Il malto colorante serve per aumentare la colorazione della birra e si aggiunge in proporzioni del 2-3% , calcolate sul cereale totale impiegato, secondo la colorazione che si vuole ottenere. Si ottiene dal malto chiaro, ancora ricco di enzimi: lo si mette a bagno per cinque o sei ore, con mezzo litro d’acqua per chilo di malto, rivoltandolo di tanto in tanto. Si può anche procedere con del malto verde, ma le radichette bruciate conferiscono al malto colorante un sapore di bruciato più accentuato. Il malto così inumidito viene prima portato a 70°C e tenuto a questa temperatura per un ora, al fine di ottenere una certa saccarificazione del contenuto del chicco. Poi si porta lentamente la temperatura a 200°C e si controlla la colorazione dimezzando un chicco: il corpo farinoso dovrà raggiungere un leggero color ambrato, ma non deve diventare nero, poiché donerebbe decisamente un aroma di bruciato, anche se questo tipo di malto colorante, senza attività enzimatiche e senza estratti fermentabili, viene usato per la produzione delle Stout.

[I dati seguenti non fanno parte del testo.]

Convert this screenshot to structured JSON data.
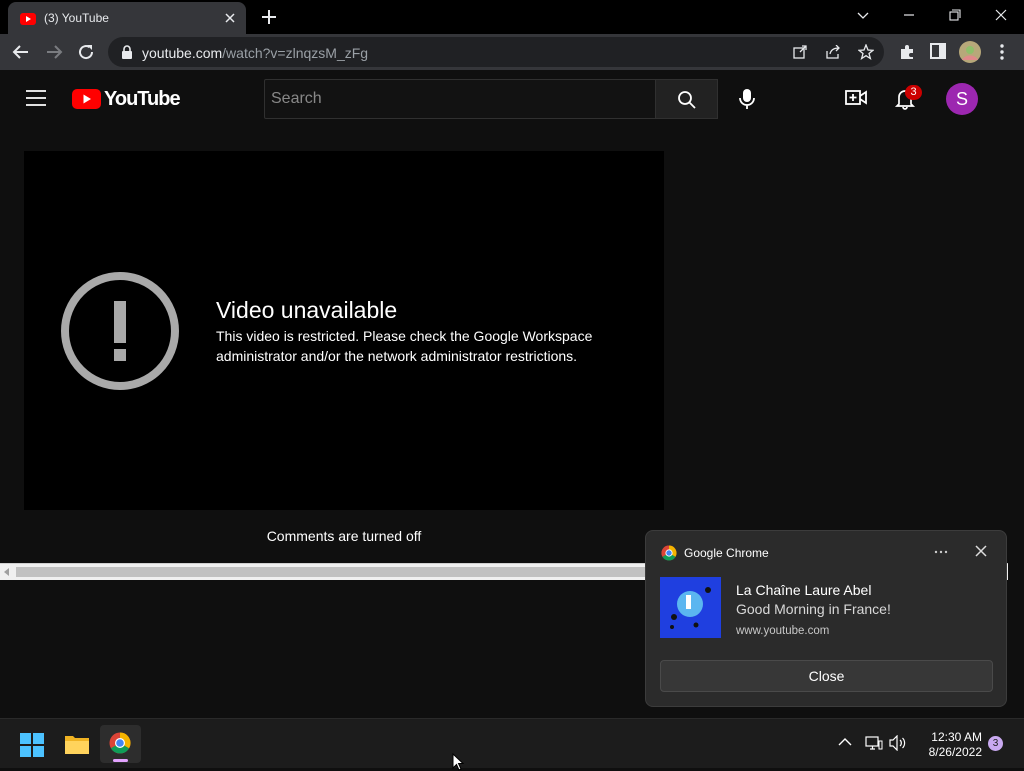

Esiste anche un malto chiamato Caramello o Cristal  e lo si produce prendendo del malto ricco di proteine e invece di essiccarlo lo si porta a 65°C immerso in acqua per due ore. A questa temperatura gli zuccheri divengono caramello e si arricchiscono di maltodestrine. Solo a questo punto si essicca a 80°C  per il caramello chiaro o a 120°C  per quello più scuro. Impartisce alla birra finita un tipico gusto di noce. Un consiglio è, però, di non usarne più del 30% rispetto ai malti chiari. Il Chocolate invece è un malto molto proteico essiccato fino a 230°C  dal sapore molto piacevole e caratteristico.

A questo punto lo spazio rimane solo per la fantasia in rispetto dei propri gusti e di ciascun palato. Le mescolanze, le dosi e le percentuali sono una variabile infinita a cui tutti potrebbero trovare la giusta collocazione sensoriale, ed ognuno potrà sperimentare la “pozione magica” più gradita.